For states far from developed status – which of course now includes China and, until recently, Taiwan – GDP growth is possible without any growth in the labor force. And even when it declines too – simply through the rapid growth of labor productivity.
Why is the obvious so hard to grasp?
From what has been said above, one might get the feeling that we are parsing out the plain truth. It should not have to be explained in 2023 that technological progress can produce economic growth even with a dwindling population. This is an obvious fact that children are taught in school.
Equally surprising are the alarmist estimates for the Chinese economy in the second quarter of 2023. Did people really not know that it would take a long time for the service sector to recover from the COVID pandemic?

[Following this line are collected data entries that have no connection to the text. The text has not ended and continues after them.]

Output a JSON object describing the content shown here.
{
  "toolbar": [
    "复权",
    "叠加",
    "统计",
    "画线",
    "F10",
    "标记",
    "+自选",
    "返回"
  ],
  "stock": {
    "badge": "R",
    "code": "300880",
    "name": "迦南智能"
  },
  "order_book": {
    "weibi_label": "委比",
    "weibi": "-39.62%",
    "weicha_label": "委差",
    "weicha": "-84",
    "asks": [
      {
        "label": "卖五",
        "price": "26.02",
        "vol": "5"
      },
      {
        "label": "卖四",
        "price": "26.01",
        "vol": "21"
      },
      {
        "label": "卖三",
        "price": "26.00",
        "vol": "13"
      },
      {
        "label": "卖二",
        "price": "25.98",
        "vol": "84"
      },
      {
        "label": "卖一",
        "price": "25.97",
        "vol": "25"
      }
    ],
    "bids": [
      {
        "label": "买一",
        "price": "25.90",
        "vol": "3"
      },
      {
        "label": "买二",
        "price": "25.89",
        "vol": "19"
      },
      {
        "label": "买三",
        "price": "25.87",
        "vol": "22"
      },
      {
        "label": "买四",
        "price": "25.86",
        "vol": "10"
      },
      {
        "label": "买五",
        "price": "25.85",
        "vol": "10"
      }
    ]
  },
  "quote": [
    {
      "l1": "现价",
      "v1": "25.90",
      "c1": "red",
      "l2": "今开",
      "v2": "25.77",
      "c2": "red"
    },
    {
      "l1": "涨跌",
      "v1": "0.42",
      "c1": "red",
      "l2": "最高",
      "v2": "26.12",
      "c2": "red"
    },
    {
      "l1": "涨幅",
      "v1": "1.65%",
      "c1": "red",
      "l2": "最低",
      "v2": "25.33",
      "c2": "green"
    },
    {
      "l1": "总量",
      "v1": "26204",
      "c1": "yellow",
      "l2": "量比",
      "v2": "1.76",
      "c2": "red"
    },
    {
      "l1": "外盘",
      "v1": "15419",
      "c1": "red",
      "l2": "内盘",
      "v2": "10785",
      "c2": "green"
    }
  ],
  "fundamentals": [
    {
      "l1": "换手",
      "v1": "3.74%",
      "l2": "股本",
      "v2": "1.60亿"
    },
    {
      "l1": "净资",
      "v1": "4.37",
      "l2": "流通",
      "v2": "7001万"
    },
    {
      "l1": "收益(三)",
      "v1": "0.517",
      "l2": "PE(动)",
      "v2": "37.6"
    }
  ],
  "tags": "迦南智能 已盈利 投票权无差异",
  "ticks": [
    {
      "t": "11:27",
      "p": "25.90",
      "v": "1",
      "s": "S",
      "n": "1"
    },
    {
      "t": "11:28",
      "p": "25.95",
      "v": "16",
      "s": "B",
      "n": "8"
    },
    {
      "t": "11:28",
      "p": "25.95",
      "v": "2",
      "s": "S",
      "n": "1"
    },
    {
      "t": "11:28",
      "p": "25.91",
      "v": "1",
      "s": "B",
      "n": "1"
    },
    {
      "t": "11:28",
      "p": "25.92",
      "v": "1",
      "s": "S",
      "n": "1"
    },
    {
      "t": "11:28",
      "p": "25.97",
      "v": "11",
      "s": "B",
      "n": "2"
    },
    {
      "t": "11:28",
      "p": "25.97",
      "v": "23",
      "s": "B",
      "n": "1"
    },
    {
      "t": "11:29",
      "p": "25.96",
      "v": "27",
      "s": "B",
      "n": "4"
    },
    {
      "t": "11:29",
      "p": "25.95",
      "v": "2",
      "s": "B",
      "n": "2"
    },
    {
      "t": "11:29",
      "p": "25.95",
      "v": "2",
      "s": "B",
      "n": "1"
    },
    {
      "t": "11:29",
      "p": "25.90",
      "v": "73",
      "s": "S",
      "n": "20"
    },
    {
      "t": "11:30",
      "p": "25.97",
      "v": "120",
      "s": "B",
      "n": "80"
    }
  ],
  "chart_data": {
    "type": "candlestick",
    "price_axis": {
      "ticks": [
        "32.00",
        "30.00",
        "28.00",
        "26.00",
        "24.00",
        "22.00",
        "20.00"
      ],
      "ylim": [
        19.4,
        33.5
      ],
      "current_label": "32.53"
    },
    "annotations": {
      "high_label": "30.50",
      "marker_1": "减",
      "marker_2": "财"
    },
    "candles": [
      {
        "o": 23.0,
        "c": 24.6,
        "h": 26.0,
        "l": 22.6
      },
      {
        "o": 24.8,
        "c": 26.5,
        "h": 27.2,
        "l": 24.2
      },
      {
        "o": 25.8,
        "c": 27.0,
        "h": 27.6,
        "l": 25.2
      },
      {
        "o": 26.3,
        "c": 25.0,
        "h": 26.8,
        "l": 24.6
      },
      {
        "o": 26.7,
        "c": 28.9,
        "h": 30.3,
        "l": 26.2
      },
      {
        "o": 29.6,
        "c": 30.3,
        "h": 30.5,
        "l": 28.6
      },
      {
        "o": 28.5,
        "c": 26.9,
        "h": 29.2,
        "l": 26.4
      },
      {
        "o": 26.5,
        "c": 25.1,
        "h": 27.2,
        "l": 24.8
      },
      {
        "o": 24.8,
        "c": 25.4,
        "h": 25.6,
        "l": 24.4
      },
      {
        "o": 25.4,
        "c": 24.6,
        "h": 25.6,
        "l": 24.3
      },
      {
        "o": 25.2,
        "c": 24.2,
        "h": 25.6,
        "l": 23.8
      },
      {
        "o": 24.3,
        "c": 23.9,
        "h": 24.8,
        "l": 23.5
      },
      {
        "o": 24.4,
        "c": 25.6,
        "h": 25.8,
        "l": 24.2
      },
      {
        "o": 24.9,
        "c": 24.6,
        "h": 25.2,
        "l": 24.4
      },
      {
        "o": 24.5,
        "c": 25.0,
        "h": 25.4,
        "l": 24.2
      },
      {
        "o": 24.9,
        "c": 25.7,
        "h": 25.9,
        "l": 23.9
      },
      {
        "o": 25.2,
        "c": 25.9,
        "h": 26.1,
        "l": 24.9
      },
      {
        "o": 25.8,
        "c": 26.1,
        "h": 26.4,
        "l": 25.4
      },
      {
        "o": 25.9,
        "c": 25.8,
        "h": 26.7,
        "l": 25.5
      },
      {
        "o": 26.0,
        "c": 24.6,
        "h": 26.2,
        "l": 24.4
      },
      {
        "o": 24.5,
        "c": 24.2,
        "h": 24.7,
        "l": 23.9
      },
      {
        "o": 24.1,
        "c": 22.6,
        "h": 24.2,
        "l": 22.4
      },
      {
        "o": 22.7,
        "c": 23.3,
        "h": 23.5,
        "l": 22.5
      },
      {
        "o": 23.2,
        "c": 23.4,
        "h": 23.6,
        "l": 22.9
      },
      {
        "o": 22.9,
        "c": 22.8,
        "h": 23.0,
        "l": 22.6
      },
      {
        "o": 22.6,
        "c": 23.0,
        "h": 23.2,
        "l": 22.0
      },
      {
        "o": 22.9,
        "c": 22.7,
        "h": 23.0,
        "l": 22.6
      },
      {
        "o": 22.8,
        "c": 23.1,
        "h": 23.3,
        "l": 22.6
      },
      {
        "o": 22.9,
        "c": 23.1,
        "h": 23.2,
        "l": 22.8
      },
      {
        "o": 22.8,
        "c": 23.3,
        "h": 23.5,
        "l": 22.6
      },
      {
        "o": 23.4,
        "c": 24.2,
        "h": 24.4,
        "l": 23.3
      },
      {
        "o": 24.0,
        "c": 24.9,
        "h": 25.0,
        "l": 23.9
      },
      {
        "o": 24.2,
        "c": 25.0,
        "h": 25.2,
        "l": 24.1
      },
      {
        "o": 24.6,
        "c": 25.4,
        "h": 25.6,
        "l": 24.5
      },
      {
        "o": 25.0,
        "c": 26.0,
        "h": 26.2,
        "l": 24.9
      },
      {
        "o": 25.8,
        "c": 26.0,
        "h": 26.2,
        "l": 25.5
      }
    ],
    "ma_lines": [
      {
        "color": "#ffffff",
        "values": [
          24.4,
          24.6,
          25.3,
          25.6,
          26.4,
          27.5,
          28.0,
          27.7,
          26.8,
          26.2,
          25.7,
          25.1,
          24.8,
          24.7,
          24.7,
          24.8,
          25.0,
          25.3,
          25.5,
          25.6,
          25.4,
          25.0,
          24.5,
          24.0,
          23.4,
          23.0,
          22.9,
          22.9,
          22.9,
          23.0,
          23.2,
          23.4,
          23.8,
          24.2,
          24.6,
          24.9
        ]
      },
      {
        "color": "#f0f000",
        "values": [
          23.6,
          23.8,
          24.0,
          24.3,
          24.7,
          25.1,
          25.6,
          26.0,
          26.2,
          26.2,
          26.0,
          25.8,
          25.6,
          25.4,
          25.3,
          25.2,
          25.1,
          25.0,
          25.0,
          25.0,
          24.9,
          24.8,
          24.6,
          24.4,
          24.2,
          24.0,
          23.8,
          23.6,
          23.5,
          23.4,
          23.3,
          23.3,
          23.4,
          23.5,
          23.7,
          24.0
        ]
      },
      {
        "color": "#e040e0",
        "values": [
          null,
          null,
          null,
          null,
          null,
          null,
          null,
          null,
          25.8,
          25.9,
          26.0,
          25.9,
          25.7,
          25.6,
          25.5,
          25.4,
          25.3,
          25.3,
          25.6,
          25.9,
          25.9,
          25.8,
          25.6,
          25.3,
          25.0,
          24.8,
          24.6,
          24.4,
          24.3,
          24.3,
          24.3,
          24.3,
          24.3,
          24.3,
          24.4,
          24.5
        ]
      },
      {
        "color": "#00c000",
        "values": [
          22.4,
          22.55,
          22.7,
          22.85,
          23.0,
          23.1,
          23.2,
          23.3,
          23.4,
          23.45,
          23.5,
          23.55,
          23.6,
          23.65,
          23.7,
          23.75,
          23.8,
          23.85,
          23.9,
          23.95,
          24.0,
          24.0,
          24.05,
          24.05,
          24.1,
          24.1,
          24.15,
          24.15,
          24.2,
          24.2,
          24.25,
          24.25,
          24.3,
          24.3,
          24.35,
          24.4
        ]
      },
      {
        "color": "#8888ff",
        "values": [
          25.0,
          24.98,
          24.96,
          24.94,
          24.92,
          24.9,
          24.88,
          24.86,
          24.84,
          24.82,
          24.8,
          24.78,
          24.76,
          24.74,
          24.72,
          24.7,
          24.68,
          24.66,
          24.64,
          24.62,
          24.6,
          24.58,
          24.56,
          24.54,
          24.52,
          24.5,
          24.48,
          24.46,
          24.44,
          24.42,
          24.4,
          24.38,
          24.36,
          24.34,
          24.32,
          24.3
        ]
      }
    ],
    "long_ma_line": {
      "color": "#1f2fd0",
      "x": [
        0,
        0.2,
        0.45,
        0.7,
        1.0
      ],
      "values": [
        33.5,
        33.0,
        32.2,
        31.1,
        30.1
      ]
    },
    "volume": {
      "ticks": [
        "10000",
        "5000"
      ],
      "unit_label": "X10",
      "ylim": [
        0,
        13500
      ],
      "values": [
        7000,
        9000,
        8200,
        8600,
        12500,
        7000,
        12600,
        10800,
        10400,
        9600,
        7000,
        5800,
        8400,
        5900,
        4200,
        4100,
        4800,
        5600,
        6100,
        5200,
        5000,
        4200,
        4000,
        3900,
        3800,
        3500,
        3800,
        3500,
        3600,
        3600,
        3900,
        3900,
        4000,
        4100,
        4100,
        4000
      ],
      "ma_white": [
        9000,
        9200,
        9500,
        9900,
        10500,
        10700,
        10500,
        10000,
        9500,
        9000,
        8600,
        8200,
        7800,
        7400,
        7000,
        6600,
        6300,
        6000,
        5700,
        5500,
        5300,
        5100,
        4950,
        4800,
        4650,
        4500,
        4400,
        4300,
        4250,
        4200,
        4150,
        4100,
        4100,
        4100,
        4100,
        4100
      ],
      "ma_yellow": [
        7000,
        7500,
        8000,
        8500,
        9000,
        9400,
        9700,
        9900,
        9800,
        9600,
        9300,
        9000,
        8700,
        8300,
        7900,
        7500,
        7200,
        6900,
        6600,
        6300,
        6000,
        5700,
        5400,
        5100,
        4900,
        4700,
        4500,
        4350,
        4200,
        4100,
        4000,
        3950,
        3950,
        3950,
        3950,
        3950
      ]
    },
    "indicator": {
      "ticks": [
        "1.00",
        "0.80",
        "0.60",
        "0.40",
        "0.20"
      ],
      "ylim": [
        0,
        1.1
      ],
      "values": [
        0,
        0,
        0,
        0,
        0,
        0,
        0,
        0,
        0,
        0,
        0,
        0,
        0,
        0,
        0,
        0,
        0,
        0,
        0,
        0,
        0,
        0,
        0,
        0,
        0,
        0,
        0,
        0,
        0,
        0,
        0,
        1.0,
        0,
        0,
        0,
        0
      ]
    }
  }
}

Given that the process took more than a year in the US, who thought it could happen in a couple of months in China, and why? And is it not obvious that since this recovery will not be instantaneous, it is premature, to say the least, to draw conclusions about consumer activity in April and May?
Finally, the blindness to the Taiwanese example is striking. Taiwan has shown that a country populated by the Chinese can achieve a per capita GDP of up to USD 69,000 a year, i.e., to the level of the United States, relatively easily. Even if one expects the current demographic contraction in China to continue until 2100 – although it would be rash to predict that far in advance – it would still be strange to expect China's economic weight in world affairs to decline. When it reaches the per capita GDP of the US, it will certainly continue to hold the top spot in the world in terms of purchasing power GDP for a very long time to come.
The real mystery in the economic analysis of the Chinese question is not whether the Chinese economic miracle has run out of steam. There is no mystery here: China continues to grow faster than the West and the world economy as a whole. And it will set another record this year, with GDP growth of 6-8%. The true mystery is elsewhere: Why does the economic mainstream expect China's economic growth to "deflate" in the first place? That is an assumption that clearly contradicts the observed facts.